Adeline Hazan, presidente da UNICEF França, enfatizou a necessidade urgente de intervenção dos tomadores de decisões públicos, observando que o despertar político é vital para essas crianças. Ela questionou qual é a prioridade se garantir moradia para todas as crianças não for uma delas.
Pelo menos 2355 crianças, incluindo 514 menores de três anos, ficaram desabrigadas após contatar a linha direta 115, destinada a pessoas em situação de rua. As organizações relataram que o número de crianças em situação de rua aumentou em 9% em comparação com 2025 e em 42% desde 2022, quando o governo reafirmou a meta de 'zero crianças nas ruas'.
FAS e UNICEF esclareceram que os números apresentados não são exaustivos, pois algumas famílias não conseguem entrar em contato com a linha de emergência ou preferem não ligar. Além disso, a contagem não inclui crianças sem acompanhamento em situação de rua, nem famílias que vivem em assentamentos ilegais ou favelas.

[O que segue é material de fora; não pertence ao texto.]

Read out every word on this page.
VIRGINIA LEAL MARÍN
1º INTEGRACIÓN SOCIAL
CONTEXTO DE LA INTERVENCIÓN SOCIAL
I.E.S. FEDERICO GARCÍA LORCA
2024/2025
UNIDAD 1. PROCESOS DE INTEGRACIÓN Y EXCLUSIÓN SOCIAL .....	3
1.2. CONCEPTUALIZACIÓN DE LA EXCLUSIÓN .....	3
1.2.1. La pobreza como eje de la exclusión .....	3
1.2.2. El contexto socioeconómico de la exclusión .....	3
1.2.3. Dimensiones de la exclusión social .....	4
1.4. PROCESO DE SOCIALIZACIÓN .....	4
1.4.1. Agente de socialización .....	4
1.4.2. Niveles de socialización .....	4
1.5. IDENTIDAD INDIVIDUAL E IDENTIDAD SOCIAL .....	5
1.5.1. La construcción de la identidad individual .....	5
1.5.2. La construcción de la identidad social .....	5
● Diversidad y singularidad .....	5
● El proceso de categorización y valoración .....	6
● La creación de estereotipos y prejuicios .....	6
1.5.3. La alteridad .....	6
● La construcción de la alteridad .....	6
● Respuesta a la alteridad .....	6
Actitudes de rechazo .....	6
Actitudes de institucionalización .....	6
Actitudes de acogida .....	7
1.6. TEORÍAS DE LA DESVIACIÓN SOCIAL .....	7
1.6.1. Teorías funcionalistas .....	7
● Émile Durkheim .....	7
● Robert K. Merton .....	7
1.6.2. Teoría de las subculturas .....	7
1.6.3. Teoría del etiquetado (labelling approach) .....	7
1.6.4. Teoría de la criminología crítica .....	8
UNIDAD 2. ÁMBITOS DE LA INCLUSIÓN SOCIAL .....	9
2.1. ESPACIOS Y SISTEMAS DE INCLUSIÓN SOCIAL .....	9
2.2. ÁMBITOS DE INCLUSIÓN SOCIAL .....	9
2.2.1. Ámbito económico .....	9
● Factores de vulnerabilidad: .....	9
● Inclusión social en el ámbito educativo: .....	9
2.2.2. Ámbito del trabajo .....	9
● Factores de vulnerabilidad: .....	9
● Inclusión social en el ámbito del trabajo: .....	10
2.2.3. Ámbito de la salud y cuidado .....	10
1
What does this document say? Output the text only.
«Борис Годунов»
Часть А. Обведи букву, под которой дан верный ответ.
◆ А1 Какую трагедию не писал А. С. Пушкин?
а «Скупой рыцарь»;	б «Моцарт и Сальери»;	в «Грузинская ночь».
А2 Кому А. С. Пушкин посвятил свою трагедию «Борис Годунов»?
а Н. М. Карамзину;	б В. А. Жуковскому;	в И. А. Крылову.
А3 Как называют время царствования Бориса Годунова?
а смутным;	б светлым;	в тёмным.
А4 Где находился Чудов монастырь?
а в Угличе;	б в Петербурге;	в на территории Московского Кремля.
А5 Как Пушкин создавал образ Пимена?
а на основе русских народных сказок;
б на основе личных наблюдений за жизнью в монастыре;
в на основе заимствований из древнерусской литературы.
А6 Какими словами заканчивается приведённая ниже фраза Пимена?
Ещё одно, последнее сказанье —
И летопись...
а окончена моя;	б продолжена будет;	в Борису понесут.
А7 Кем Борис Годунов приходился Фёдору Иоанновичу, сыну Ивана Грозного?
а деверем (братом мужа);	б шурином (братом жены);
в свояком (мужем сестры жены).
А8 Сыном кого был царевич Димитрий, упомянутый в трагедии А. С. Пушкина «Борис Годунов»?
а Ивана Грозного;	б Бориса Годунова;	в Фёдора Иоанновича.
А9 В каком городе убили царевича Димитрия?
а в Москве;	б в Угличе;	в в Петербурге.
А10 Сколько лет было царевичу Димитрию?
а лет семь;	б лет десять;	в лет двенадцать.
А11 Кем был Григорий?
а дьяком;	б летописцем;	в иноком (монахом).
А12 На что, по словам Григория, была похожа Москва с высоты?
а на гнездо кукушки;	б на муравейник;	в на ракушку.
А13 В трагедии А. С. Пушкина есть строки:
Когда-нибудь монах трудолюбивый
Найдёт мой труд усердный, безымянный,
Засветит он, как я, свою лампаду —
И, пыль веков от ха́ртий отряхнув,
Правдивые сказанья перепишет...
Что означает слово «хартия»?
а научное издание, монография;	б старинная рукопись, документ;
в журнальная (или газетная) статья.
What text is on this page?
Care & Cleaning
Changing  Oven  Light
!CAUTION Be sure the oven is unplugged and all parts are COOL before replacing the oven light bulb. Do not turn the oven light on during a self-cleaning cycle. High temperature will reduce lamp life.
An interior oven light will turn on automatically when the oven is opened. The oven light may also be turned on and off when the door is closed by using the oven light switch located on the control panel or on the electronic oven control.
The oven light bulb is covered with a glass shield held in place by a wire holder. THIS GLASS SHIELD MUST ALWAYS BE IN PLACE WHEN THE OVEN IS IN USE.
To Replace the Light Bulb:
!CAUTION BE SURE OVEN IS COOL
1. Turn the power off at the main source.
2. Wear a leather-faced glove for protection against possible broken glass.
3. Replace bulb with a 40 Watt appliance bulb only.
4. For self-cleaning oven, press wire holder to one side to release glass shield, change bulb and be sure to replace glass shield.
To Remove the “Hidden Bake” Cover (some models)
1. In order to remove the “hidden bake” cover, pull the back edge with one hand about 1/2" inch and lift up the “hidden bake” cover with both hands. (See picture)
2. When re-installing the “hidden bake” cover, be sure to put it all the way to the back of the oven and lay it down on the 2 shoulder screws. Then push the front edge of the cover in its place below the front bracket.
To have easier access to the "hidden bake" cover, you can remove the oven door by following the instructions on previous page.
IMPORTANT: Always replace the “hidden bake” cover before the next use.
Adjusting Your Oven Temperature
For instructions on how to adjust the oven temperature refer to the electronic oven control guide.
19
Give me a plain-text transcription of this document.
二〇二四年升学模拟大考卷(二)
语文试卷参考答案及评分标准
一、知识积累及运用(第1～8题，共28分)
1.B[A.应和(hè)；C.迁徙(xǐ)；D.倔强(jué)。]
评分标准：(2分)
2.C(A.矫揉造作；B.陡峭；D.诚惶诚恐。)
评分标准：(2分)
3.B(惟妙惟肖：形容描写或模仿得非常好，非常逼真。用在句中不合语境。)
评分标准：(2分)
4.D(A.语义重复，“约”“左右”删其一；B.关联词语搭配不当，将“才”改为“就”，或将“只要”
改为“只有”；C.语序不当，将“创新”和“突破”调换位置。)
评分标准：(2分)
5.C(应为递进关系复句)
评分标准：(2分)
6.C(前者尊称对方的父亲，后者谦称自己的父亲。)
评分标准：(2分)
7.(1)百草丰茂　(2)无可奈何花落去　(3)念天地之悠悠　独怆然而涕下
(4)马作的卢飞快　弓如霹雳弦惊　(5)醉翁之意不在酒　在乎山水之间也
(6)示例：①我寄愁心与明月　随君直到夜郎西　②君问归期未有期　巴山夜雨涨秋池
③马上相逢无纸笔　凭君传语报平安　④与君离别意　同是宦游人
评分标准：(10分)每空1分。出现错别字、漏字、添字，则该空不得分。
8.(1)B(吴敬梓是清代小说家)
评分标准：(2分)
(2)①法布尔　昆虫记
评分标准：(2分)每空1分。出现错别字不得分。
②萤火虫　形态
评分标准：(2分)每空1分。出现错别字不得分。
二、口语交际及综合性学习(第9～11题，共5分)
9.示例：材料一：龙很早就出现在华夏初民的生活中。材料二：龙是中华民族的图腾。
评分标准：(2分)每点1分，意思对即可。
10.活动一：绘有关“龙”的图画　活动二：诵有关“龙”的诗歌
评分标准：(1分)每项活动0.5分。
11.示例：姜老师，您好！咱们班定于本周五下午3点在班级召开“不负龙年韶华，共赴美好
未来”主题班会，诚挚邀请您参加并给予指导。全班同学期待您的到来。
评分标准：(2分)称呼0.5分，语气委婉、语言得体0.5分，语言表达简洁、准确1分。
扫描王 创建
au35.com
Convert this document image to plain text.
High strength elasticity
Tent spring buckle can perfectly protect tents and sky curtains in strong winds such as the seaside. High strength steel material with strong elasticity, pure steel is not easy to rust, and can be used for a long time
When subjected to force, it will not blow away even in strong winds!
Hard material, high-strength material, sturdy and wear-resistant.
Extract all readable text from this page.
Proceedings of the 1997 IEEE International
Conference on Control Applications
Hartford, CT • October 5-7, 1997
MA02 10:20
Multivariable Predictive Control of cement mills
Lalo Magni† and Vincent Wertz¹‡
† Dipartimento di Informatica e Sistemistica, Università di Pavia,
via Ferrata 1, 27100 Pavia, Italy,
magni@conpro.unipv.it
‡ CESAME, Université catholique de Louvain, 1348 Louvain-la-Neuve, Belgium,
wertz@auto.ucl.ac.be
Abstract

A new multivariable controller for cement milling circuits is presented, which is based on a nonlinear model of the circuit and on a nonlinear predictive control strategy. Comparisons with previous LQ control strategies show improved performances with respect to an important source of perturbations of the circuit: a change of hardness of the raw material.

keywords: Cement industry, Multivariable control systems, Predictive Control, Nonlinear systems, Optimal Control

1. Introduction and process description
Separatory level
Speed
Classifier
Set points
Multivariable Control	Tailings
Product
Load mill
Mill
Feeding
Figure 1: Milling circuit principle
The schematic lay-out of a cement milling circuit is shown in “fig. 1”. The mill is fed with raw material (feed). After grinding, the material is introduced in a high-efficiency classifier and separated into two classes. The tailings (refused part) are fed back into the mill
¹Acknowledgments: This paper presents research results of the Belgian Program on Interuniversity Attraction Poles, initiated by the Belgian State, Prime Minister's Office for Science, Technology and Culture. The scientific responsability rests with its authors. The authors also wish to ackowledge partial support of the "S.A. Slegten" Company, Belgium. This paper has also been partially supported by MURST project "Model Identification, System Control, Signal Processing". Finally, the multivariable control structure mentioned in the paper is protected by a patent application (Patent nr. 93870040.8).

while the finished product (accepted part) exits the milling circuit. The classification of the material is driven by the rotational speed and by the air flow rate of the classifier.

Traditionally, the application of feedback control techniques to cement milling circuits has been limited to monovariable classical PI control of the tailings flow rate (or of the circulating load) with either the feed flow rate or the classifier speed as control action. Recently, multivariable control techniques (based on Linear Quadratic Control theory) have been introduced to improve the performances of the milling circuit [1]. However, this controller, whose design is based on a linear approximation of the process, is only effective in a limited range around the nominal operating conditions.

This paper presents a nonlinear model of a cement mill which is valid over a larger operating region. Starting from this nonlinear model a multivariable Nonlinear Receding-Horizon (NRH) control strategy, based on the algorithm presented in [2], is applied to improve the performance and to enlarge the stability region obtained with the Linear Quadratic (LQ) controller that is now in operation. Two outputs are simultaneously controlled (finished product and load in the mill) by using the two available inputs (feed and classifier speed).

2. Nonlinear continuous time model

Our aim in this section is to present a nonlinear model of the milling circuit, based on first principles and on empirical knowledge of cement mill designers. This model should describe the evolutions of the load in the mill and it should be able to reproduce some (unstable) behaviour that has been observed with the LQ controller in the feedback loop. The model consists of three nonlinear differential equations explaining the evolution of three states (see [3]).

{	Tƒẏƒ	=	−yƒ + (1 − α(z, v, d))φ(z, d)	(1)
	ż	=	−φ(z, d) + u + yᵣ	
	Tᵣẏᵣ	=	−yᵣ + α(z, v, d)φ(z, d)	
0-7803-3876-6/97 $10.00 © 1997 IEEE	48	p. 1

UNICEF França e FAS destacaram os dramáticos impactos da falta de moradia na vida e bem-estar das crianças, incluindo piora da saúde física e mental, isolamento social, exposição à violência e dificuldades em frequentar a escola.
Em 2025, 14 crianças menores de quatro anos e 12 adolescentes entre 15 e 18 anos morreram nas ruas. UNICEF França e FAS defenderam enfaticamente a implementação de um plano abrangente de construção de habitação social.
Em julho do ano passado, um relatório preparado por três inspetorias-gerais constatou que o programa de alojamento de emergência na França sofre de subfinanciamento crônico e falta de supervisão, o que impede a resposta às necessidades atuais.
Às vésperas das eleições presidenciais de 2027, FAS e UNICEF pediram que a luta contra a crise habitacional entre as crianças seja uma prioridade absoluta na política de habitação e alojamento.